"Better to describe 2 or 3 Things as a machine that morphs the colliding meanings of words and objects with dazzling speed, and generates an astonishing array of metaphors, paradoxes, digressions, and, above all, dialectical relationships, between idea and action, word and image, sound and picture, interior and exterior, microcosm and macrocosm."
--Amy Taubin "2 or 3 Things I Know About Her: The Whole and It's Parts”
Recent interest in acquiring mid-century technologies has re-developed a niche market for out-grown technologies; typewriters, lomography cameras, daguerreotypes, and even chalk tablets have been popping up in trendy boutiques as heralds of the DIY community spirit. Yet, such objects are also emblematic of a simulacra-like nostalgia, since many who clamor to purchase them have no memory of them functioning as ubiquitous household objects. Rather, they are like aesthetic garland signaling membership in a hip culture which finds novelty and utility in the “old.” Perhaps the interest is fueled by a desire to reanimate the wild spirit of individualism and ingenuity which Americanness has culturally projected since the heydey of technicolor. Perhaps such a resurgence is a collective re-examination of the desires which have propelled us--sometimes in blind white fervor--into more and more opaque relationships with the machines that make our lives more convenient and more interesting, with these object that often externalize our desires in ever more convenient packages.
Pinball, however, is an oddity. It’s a machine that never really receded from public view, albeit in the background in movie theatre game rooms, arcades, restaurants and seedy dive-bars. Nor was it reduced to an adornment. A smaller but committed community of enthusiasts have emerged who buy, restore, maintain and display pinball machines, and many clubs and local game rooms continue to offer an outlet for playing them. Considering that, like cameras, they too have more technologically advanced cousins--and video-games are certainly a thriving industry--the question remains why these expensive, and frankly somewhat cumbersome machines continue to draw in so many devotees and why, in some sense, they have they never entirely receded from view? Such dedication requires a strong desire to play.

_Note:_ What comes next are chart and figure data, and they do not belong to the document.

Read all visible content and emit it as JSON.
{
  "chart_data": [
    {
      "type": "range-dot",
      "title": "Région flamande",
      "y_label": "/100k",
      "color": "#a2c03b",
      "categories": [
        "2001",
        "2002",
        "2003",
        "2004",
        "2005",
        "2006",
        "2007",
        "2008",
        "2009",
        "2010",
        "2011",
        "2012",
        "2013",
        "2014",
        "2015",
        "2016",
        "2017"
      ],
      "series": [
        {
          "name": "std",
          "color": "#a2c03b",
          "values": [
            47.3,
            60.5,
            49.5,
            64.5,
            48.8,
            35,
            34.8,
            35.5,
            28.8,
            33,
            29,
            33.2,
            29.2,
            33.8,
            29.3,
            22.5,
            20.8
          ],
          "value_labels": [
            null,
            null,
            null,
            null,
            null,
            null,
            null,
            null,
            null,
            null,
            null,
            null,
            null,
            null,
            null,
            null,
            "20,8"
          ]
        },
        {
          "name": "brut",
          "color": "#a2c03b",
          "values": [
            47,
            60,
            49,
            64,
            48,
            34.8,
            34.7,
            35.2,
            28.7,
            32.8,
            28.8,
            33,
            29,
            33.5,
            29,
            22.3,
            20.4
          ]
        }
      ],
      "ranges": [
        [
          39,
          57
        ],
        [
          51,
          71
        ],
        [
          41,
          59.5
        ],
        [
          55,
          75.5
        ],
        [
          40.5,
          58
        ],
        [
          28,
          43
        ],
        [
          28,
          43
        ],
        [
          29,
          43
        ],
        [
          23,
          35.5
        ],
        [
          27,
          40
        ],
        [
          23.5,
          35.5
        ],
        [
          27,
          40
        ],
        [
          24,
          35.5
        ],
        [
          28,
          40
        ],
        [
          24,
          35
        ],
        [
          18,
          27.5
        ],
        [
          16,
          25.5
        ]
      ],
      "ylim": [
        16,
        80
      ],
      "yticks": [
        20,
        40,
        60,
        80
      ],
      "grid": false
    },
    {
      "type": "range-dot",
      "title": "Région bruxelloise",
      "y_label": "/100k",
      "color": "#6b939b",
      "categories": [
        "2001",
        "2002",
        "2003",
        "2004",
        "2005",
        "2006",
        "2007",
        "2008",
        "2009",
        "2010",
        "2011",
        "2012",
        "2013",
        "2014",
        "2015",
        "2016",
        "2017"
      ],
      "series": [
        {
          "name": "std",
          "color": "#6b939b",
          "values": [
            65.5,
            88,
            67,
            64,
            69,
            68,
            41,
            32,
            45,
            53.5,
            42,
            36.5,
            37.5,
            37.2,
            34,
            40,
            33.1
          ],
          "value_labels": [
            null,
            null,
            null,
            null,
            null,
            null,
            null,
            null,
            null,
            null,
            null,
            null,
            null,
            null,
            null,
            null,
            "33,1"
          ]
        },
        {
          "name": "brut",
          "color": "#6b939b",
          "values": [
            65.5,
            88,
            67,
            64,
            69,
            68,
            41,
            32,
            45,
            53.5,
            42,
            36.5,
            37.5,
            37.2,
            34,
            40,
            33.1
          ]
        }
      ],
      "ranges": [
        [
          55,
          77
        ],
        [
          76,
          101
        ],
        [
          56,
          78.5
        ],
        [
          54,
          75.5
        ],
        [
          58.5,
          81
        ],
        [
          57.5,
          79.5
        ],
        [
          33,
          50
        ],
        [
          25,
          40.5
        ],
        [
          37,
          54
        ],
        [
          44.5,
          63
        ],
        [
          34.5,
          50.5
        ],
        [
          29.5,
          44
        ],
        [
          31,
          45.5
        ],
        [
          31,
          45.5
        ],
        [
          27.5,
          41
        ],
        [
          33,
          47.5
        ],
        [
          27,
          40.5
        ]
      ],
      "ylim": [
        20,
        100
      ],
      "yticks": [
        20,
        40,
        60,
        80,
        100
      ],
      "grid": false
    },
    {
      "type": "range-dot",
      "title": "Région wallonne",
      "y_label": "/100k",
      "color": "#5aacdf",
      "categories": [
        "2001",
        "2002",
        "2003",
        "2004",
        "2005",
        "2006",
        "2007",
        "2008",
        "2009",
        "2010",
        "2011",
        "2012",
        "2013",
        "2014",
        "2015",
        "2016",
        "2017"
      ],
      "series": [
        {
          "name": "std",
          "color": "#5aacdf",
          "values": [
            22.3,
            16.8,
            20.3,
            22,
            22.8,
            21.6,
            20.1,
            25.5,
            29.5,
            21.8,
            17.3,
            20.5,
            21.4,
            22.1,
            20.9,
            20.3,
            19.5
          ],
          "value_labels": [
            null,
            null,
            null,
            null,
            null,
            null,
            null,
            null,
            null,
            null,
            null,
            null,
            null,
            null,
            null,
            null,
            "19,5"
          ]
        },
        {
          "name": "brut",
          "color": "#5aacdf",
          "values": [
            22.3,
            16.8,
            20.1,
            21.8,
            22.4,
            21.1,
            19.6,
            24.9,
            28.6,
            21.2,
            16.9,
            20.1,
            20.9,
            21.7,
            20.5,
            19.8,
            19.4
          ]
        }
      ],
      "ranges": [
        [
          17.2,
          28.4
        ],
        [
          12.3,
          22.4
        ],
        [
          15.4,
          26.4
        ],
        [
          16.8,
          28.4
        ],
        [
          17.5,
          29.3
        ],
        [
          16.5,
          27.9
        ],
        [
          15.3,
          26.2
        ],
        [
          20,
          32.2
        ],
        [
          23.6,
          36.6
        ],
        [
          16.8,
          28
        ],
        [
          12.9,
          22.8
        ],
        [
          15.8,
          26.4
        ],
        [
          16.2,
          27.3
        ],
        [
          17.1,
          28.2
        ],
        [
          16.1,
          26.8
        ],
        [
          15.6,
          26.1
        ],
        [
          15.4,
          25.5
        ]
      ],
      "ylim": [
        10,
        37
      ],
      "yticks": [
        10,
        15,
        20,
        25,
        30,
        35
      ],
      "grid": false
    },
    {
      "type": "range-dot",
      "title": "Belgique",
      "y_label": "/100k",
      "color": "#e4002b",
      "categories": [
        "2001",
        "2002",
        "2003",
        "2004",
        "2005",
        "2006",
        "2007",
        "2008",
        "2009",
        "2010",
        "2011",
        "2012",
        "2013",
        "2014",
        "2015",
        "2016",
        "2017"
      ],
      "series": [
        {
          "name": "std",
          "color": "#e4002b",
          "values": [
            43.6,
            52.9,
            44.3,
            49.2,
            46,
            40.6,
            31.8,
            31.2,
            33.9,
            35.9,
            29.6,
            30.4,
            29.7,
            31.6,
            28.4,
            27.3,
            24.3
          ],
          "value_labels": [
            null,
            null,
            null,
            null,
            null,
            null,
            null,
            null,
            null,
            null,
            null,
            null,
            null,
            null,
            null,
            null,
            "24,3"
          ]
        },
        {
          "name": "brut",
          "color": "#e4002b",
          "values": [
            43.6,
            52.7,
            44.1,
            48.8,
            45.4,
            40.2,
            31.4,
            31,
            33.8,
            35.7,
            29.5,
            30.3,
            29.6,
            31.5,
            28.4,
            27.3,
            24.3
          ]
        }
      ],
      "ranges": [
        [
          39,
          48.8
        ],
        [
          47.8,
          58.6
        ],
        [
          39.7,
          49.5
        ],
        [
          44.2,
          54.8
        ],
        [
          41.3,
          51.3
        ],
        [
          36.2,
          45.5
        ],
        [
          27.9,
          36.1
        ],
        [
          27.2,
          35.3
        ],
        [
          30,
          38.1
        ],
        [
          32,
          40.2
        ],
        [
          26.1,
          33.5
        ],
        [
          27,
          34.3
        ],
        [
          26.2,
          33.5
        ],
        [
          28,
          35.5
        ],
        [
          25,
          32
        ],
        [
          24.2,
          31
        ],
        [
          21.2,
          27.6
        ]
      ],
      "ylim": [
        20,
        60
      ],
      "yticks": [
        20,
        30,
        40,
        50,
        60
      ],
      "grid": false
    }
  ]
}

When Geof Carter challenged us to create an installation for RHIZ-cade, we had only two parameters: pinball and the digital humanities. After several sessions wherein we toyed with every possible iteration of tables as objects of philosophy, rhetoric and pedagogy, we turned to footage on YouTube and Vimeo for ideas. Our inspiration for The Choric Slam-Tilt arose from a single lever pull on a particular pinball machine: Python Anghelo’s Cyclone (1988). In the footage a young woman feeds a few quarters into the machine. The scene cuts to her hand releasing the lever and propelling the pinball into play. The camera then follows the small metal ball through a kaleidoscopic maze of lights, imagery, barriers, and pathways.
That initial enactment of desire serves as a visceral reminder that the relationship between our desires and the resulting technology is not always seamless and smooth, but also jagged and turbulent. The reverberations of our interactions echo in our ears and flash before our eyes. Pinball machines, and their inner-workings, do not exist as abstract ones and zeros. We do not need to rely on invisible translators that communicate how we can interact with them. What occurs in these machines may be inaccessible, veiled in glass and metal, but the machine impresses the appearance of translucence.
In its early days, pinball was illegal in many states. As Laura June reports in “For Amusement Only; The life and death of the American Arcade,” legislators argued that it was a form of gambling, that its outcome was determined by chance. Players argued that it was a game of skill, and prior to the addition of the flippers, they would shake and bump the machine to chart the ball’s path in accordance to their desires (June). Years later, a slam tilt switch was devised to shut down the game when players attempted to game the machine (June). But players continue to bump the table, slam the glass, and tilt its sides. The ball will bend to the gravitational tricks or start over. It was here that the “Choric Slam Tilt” came to life, in the disturbance; the slam tilt rocks the foundation, the status quo. It is in these interruptions, these ruptures and in-between spaces, where desiring-production absolves to regenerate. (It’s a space of connection that calls to mind the rupture and in-between spaces of the films like Jean-Luc Godard’s Two or Three Things That I Know About Her (1967) that Amy Taubin reviews and serves as our opening quote.) This is a space where we play with the elements we are given then slam-tilt the table to begin again and again as our desires serve as catalysts for ever different production and productions.
That we ceaselessly interrupt and replicate iterations of the objects of our desire--machines which permeate every facet of our lives--into evermore invisible backgrounds, does not change the fact that we do touch, and are touched by them; that we, too, are machines and that this production is symbiotic. And desire invents. Desire works as production; continuous making and remaking. As we become less and less certain about how technology functions exactly, maybe there is comfort in rewinding the objects a bit to manipulate the fundamentals and reimagine possibilities.
Works Cited
aaron hughes. “Person Pinball- 2011 Animation Block Party ‘Outro.’” Vimeo. Vimeo, 1 Aug. 2011. Web. 24 Dec. 2012.